Six months ago there was a sea change in the credit card payment industry. Consumers started to receive new credit cards with a computer chip embedded on their plastic because MasterCard and Visa wanted to squeeze out counterfeit fraud (when someone steals the information off the magnetic strip when you swipe the card and then reproduces it on another card).

These chip cards are the norm across the globe, where spenders dip their card rather than swipe it, because they make counterfeit fraud, which recently accounted for more than a third of all credit card fraud in the U.S., nearly impossible.

But the new credit cards represented only half of the equation: Merchants had to buy and install new terminals that accepted these so-called EMV-enabled cards. MasterCard and Visa decided together that, after last Oct. 1, whichever entity processing a transaction had the lesser technology — that is, either the retailer or the bank — would be responsible in the event of a hack. (Previously only the issuer was responsible.)

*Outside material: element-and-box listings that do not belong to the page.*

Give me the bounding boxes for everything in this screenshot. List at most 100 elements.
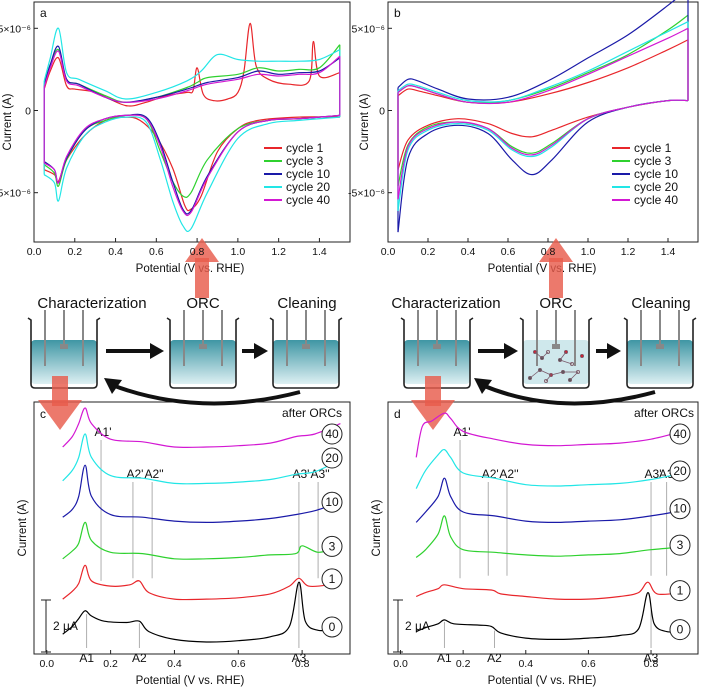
arrow-return-left [104,378,301,406]
panel-a-series-3-cathodic [43,116,340,233]
panel-b-xtick-label: 1.0 [581,246,596,258]
panel-d-cycle-label: 40 [673,427,687,441]
panel-c-frame [33,401,351,655]
panel-a-xtick-label: 0.8 [190,246,205,258]
panel-a-xtick-label: 0.2 [67,246,82,258]
beaker-cleaning-left [269,310,343,389]
panel-b-legend-label: cycle 3 [634,154,672,168]
panel-b-xtick-label: 1.4 [661,246,676,258]
panel-d-peak-label: A3' [645,467,662,481]
panel-d-cycle-badge [669,460,691,482]
panel-c-xtick-label: 0.2 [103,658,118,670]
panel-d-cycle-badge [669,619,691,641]
panel-c-ylabel: Current (A) [17,499,29,556]
panel-d-xtick-label: 0.8 [644,658,659,670]
panel-d-cycle-badge [669,423,691,445]
panel-c-xtick-label: 0.0 [39,658,54,670]
panel-d-curve-10 [415,477,683,524]
step-characterization-right: Characterization [391,295,500,312]
panel-a-xtick-label: 0.0 [27,246,42,258]
arrow-return-right [474,378,656,406]
panel-c-cycle-badge [321,423,343,445]
panel-c-after-orcs-label: after ORCs [282,406,342,420]
panel-a-legend-label: cycle 40 [286,193,330,207]
beaker-characterization-right [400,310,474,389]
panel-c-letter: c [40,407,46,421]
arrow-char-down-c [38,376,82,430]
panel-d-scale-bar: 2 µA [393,599,430,653]
panel-a-xtick-label: 1.4 [312,246,327,258]
panel-d-cycle-label: 10 [673,502,687,516]
panel-b-ytick-label: -5×10⁻⁶ [348,188,385,200]
panel-d-curve-1 [415,581,683,600]
panel-c-xtick-label: 0.4 [167,658,182,670]
panel-a-xtick-label: 1.2 [271,246,286,258]
panel-d-cycle-label: 3 [677,538,684,552]
panel-c-peak-label: A2 [132,651,147,665]
step-cleaning-left: Cleaning [277,295,336,312]
panel-d-after-orcs-label: after ORCs [634,406,694,420]
panel-c-curve-3 [62,521,335,560]
step-characterization-left: Characterization [37,295,146,312]
panel-c-cycle-label: 10 [325,495,339,509]
arrow-orc-to-cleaning-right [596,343,621,359]
panel-b-plot: 0.0 0.2 0.4 0.6 0.8 1.0 1.2 1.4 5×10⁻⁶ 0 -5×10⁻⁶ cy… [348,0,689,258]
panel-c-cycle-badge [321,447,343,469]
panel-a-series-2-anodic [43,45,341,103]
panel-a-ytick-label: -5×10⁻⁶ [0,188,31,200]
panel-a-letter: a [40,6,47,20]
panel-c-cycle-badge [321,616,343,638]
panel-c-peak-label: A3 [292,651,307,665]
panel-c-xlabel: Potential (V vs. RHE) [136,675,245,687]
arrow-char-to-orc-right [478,343,518,359]
panel-c-curve-40 [62,407,341,449]
panel-b-xlabel: Potential (V vs. RHE) [488,263,597,275]
panel-b-ytick-label: 0 [379,105,385,117]
panel-c-scale-bar: 2 µA [41,599,78,653]
panel-a-ylabel: Current (A) [2,93,14,150]
panel-d-cycle-label: 0 [677,623,684,637]
panel-b-legend-label: cycle 1 [634,141,672,155]
panel-c-cycle-label: 40 [325,427,339,441]
panel-d-curve-0 [415,591,683,641]
panel-a-xlabel: Potential (V vs. RHE) [136,263,245,275]
panel-a-series-3-anodic [43,27,341,100]
panel-d-curve-40 [415,412,683,458]
panel-d-cycle-label: 20 [673,464,687,478]
panel-b-series-2-anodic [397,0,676,101]
panel-d-letter: d [394,407,401,421]
panel-d-cycle-badge [669,580,691,602]
panel-c-cycle-badge [321,491,343,513]
panel-b-frame [387,1,699,243]
panel-d-xtick-label: 0.0 [393,658,408,670]
panel-c-scale-label: 2 µA [53,619,78,633]
panel-b-xtick-label: 0.0 [381,246,396,258]
arrow-orc-up-a [185,238,219,298]
panel-c-cycle-badge [321,568,343,590]
panel-c-curve-0 [62,581,335,643]
panel-b-ylabel: Current (A) [359,93,371,150]
panel-a-legend-label: cycle 1 [286,141,324,155]
panel-a-legend-label: cycle 3 [286,154,324,168]
panel-a-legend-label: cycle 10 [286,167,330,181]
panel-c-curve-20 [62,433,341,485]
panel-b-xtick-label: 0.8 [541,246,556,258]
panel-c-peak-label: A1 [79,651,94,665]
panel-d-peak-label: A1 [437,651,452,665]
panel-a-ytick-label: 0 [25,105,31,117]
panel-d-ylabel: Current (A) [371,499,383,556]
panel-c-xtick-label: 0.8 [295,658,310,670]
beaker-orc-right [519,310,593,389]
panel-d-xtick-label: 0.6 [581,658,596,670]
panel-c-peak-label: A2' [126,467,143,481]
panel-d-xtick-label: 0.2 [456,658,471,670]
panel-d-xlabel: Potential (V vs. RHE) [488,675,597,687]
panel-b-letter: b [394,6,401,20]
panel-d-frame [387,401,699,655]
panel-d-cycle-badge [669,498,691,520]
panel-d-xtick-label: 0.4 [518,658,533,670]
panel-b-series-4-cathodic [397,99,689,200]
panel-a-series-0-anodic [43,22,340,107]
panel-b-ytick-label: 5×10⁻⁶ [351,23,385,35]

Some stores, like Target, were quick to adopt the new machines, but not everyone is up to speed. Concerns over cost, implementation delays, and not wanting to interrupt holiday shopping, have caused merchants to lag behind.

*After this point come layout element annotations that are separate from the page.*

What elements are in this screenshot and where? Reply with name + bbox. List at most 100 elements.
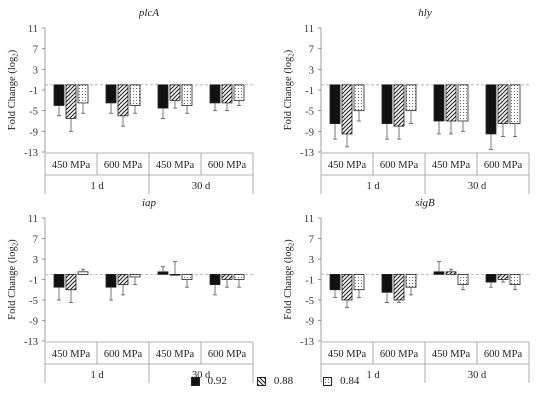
group-label: 1 d — [90, 370, 104, 381]
bar-0.92 — [157, 271, 169, 275]
y-tick-label: 3 — [33, 65, 38, 76]
bar-0.88 — [445, 271, 457, 275]
bar-0.84 — [353, 273, 365, 291]
legend-item-1: 0.88 — [256, 375, 293, 387]
bar-0.88 — [445, 84, 457, 122]
y-axis-title-subscript: 2 — [288, 242, 296, 246]
y-axis-title-subscript: 2 — [12, 242, 20, 246]
y-axis-title-subscript: 2 — [288, 53, 296, 57]
legend-swatch-diagonal — [256, 376, 266, 386]
chart-title: sigB — [415, 197, 435, 209]
category-label: 600 MPa — [380, 349, 419, 360]
y-axis-title-end: ) — [7, 49, 18, 53]
y-axis-title: Fold Change (log2) — [283, 239, 296, 320]
y-tick-label: 7 — [309, 45, 314, 56]
legend-label: 0.92 — [207, 375, 227, 387]
y-axis-title-text: Fold Change (log — [283, 56, 294, 130]
bar-0.92 — [105, 273, 117, 288]
legend-swatch-solid — [190, 376, 200, 386]
bar-0.84 — [77, 271, 89, 275]
bar-0.88 — [65, 84, 77, 119]
y-tick-label: 7 — [33, 235, 38, 246]
bar-0.88 — [65, 273, 77, 291]
bar-0.92 — [105, 84, 117, 104]
y-tick-label: 3 — [33, 255, 38, 266]
bar-0.88 — [341, 84, 353, 135]
y-tick-label: 11 — [304, 24, 314, 35]
group-label: 1 d — [366, 370, 380, 381]
bar-0.92 — [381, 273, 393, 293]
y-tick-label: -13 — [24, 148, 38, 159]
legend: 0.92 0.88 0.84 — [0, 372, 550, 390]
bar-0.92 — [433, 84, 445, 122]
chart-title: iap — [142, 197, 157, 209]
y-tick-label: -13 — [300, 148, 314, 159]
chart-panel-iap: iap 11 7 3 -1 -5 -9 -13 Fold Change (log2) 450 MP… — [7, 197, 254, 383]
y-tick-label: -5 — [29, 107, 38, 118]
y-tick-label: 3 — [309, 65, 314, 76]
bar-0.84 — [181, 273, 193, 280]
y-tick-label: -9 — [29, 127, 38, 138]
bar-0.84 — [233, 84, 245, 101]
category-label: 450 MPa — [432, 349, 471, 360]
y-axis-title: Fold Change (log2) — [7, 239, 20, 320]
category-label: 450 MPa — [432, 160, 471, 171]
bar-0.88 — [169, 273, 181, 276]
bar-0.84 — [509, 84, 521, 124]
y-tick-label: -9 — [29, 317, 38, 328]
chart-panel-plcA: plcA 11 7 3 -1 -5 -9 -13 Fold Change (log2) 450 M… — [7, 7, 254, 194]
bar-0.84 — [77, 84, 89, 104]
y-axis-title-end: ) — [7, 239, 18, 243]
bar-0.88 — [117, 84, 129, 117]
category-label: 600 MPa — [208, 349, 247, 360]
bar-0.88 — [497, 273, 509, 280]
y-tick-label: -5 — [305, 296, 314, 307]
bar-0.84 — [509, 273, 521, 286]
bar-0.84 — [353, 84, 365, 112]
bar-0.84 — [181, 84, 193, 106]
bar-0.92 — [485, 273, 497, 283]
bar-0.92 — [329, 273, 341, 291]
bar-0.84 — [233, 273, 245, 280]
y-axis-title-end: ) — [283, 239, 294, 243]
y-axis-title: Fold Change (log2) — [283, 49, 296, 130]
y-axis-title-subscript: 2 — [12, 53, 20, 57]
bar-0.92 — [157, 84, 169, 109]
chart-title: hly — [418, 7, 432, 19]
legend-item-0: 0.92 — [190, 375, 227, 387]
bar-0.84 — [457, 84, 469, 122]
chart-panel-sigB: sigB 11 7 3 -1 -5 -9 -13 Fold Change (log2) 450 M… — [283, 197, 530, 383]
y-axis-title-text: Fold Change (log — [7, 56, 18, 130]
bar-0.92 — [329, 84, 341, 124]
bar-0.88 — [169, 84, 181, 101]
category-label: 450 MPa — [156, 160, 195, 171]
y-tick-label: 3 — [309, 255, 314, 266]
y-tick-label: -13 — [24, 337, 38, 348]
y-tick-label: -1 — [305, 86, 314, 97]
bar-0.88 — [393, 84, 405, 127]
y-tick-label: 11 — [28, 24, 38, 35]
chart-panel-hly: hly 11 7 3 -1 -5 -9 -13 Fold Change (log2) 450 MP… — [283, 7, 530, 194]
category-label: 600 MPa — [208, 160, 247, 171]
group-label: 1 d — [366, 181, 380, 192]
y-tick-label: -1 — [29, 276, 38, 287]
y-tick-label: -5 — [305, 107, 314, 118]
y-tick-label: 7 — [309, 235, 314, 246]
bar-0.84 — [457, 273, 469, 286]
y-tick-label: -9 — [305, 127, 314, 138]
bar-0.84 — [129, 273, 141, 278]
y-tick-label: 11 — [304, 214, 314, 225]
group-label: 30 d — [192, 181, 211, 192]
bar-0.92 — [381, 84, 393, 124]
bar-0.88 — [341, 273, 353, 301]
y-tick-label: -5 — [29, 296, 38, 307]
y-axis-title-text: Fold Change (log — [283, 246, 294, 320]
bar-0.88 — [117, 273, 129, 286]
category-label: 600 MPa — [484, 160, 523, 171]
y-tick-label: -1 — [29, 86, 38, 97]
bar-0.92 — [53, 273, 65, 288]
category-label: 450 MPa — [328, 160, 367, 171]
category-label: 450 MPa — [52, 160, 91, 171]
group-label: 30 d — [192, 370, 211, 381]
category-label: 600 MPa — [380, 160, 419, 171]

Money recently checked in with MasterCard senior vice president Catherine Murchie to get a sense of how the move into chip-based payments is faring for customers and businesses.

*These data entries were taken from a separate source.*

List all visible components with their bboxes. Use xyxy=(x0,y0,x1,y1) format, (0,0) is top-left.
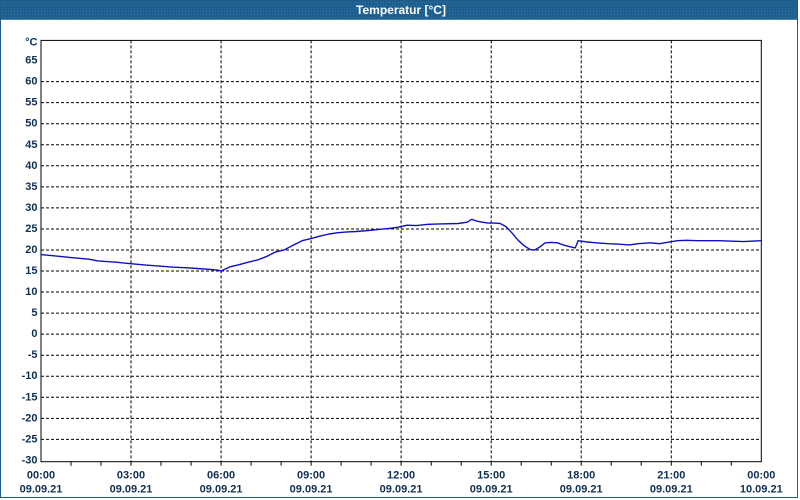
svg-text:45: 45 xyxy=(25,139,37,151)
svg-text:03:00: 03:00 xyxy=(117,470,145,482)
svg-text:35: 35 xyxy=(25,181,37,193)
svg-text:09.09.21: 09.09.21 xyxy=(200,484,243,496)
svg-text:30: 30 xyxy=(25,202,37,214)
svg-text:00:00: 00:00 xyxy=(27,470,55,482)
svg-text:25: 25 xyxy=(25,223,37,235)
svg-text:-5: -5 xyxy=(28,349,38,361)
svg-text:09.09.21: 09.09.21 xyxy=(290,484,333,496)
svg-text:-30: -30 xyxy=(22,454,38,466)
svg-text:65: 65 xyxy=(25,55,37,67)
svg-text:°C: °C xyxy=(25,36,37,48)
svg-text:09.09.21: 09.09.21 xyxy=(20,484,63,496)
svg-text:06:00: 06:00 xyxy=(207,470,235,482)
svg-text:10.09.21: 10.09.21 xyxy=(740,484,783,496)
svg-text:-15: -15 xyxy=(22,391,38,403)
svg-text:09.09.21: 09.09.21 xyxy=(650,484,693,496)
svg-text:0: 0 xyxy=(31,328,37,340)
svg-text:00:00: 00:00 xyxy=(747,470,775,482)
svg-text:21:00: 21:00 xyxy=(657,470,685,482)
svg-text:-20: -20 xyxy=(22,412,38,424)
svg-text:55: 55 xyxy=(25,97,37,109)
svg-text:18:00: 18:00 xyxy=(567,470,595,482)
svg-text:15:00: 15:00 xyxy=(477,470,505,482)
svg-text:10: 10 xyxy=(25,286,37,298)
svg-text:09.09.21: 09.09.21 xyxy=(110,484,153,496)
svg-text:-25: -25 xyxy=(22,433,38,445)
svg-text:09:00: 09:00 xyxy=(297,470,325,482)
svg-text:15: 15 xyxy=(25,265,37,277)
svg-text:12:00: 12:00 xyxy=(387,470,415,482)
svg-text:-10: -10 xyxy=(22,370,38,382)
svg-text:60: 60 xyxy=(25,76,37,88)
svg-text:09.09.21: 09.09.21 xyxy=(560,484,603,496)
svg-text:50: 50 xyxy=(25,118,37,130)
svg-text:20: 20 xyxy=(25,244,37,256)
svg-text:09.09.21: 09.09.21 xyxy=(380,484,423,496)
svg-text:09.09.21: 09.09.21 xyxy=(470,484,513,496)
svg-text:5: 5 xyxy=(31,307,37,319)
svg-text:40: 40 xyxy=(25,160,37,172)
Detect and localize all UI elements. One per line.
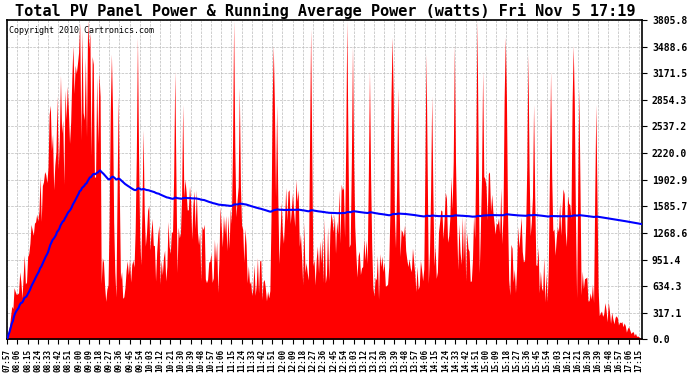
- Title: Total PV Panel Power & Running Average Power (watts) Fri Nov 5 17:19: Total PV Panel Power & Running Average P…: [14, 3, 635, 19]
- Text: Copyright 2010 Cartronics.com: Copyright 2010 Cartronics.com: [8, 26, 154, 35]
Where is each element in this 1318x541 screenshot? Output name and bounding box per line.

Your Cards Have Probably Been Updated

Back on Oct. 1, when the new policy rolled out, nearly half of MasterCard plastic was chip-enabled. That’s finally growing, Murchie says. “As of March 20, almost 70% of MasterCard credit cards have chips on them,” she says. “By the end of 2017, it will be almost 100%.”

If cards from Visa, Discover, and other companies are tracking at the same rate, U.S. chip adoption would actually be on par with Europe by the end of next year — and ahead of adoption rates in Canada and Latin America.

Retailers Still Trail Behind

MasterCard and other industry insiders had expected about 50% of merchants to have an activated terminal by the end of last year. Right now, that’s closer to 30% to 40%, Murchie says.

Part of the problem, she says, was that retailers didn’t want to change the way they accepted payments in the middle of the lucrative holiday shopping season. Since the new, year, though MasterCard has seen more businesses start shifting to the new terminals.

Better Adoption Will Be Good for You

You’re not financially liable for bogus credit card charges, but any fraudulent usage is a hassle — not to mention a potential time suck — and for this new credit card payment system to stop counterfeit fraud, both issuers and merchants have to get on board. “The point of putting EMV in the market, and the point of migration to new terminals, is to reduce counterfeit fraud,” says Murchie. “So you need a certain penetration of terminals and cards in the market before you start to see that benefit take hold.”

Based on evidence from EMV adoption in other markets, Murchie says, the “tipping point” of fraud reduction is estimated to happen when 60% of cards have EMV chips and 60% of store terminals are chip-enabled. Right now, Murchie says, the balance is closer to 60%/30% — but things are changing quickly, she adds: “It feels like it’s within striking distance.”

Which means that you should be prepared to dip your card more often in the future — and you should be happy you’re doing so.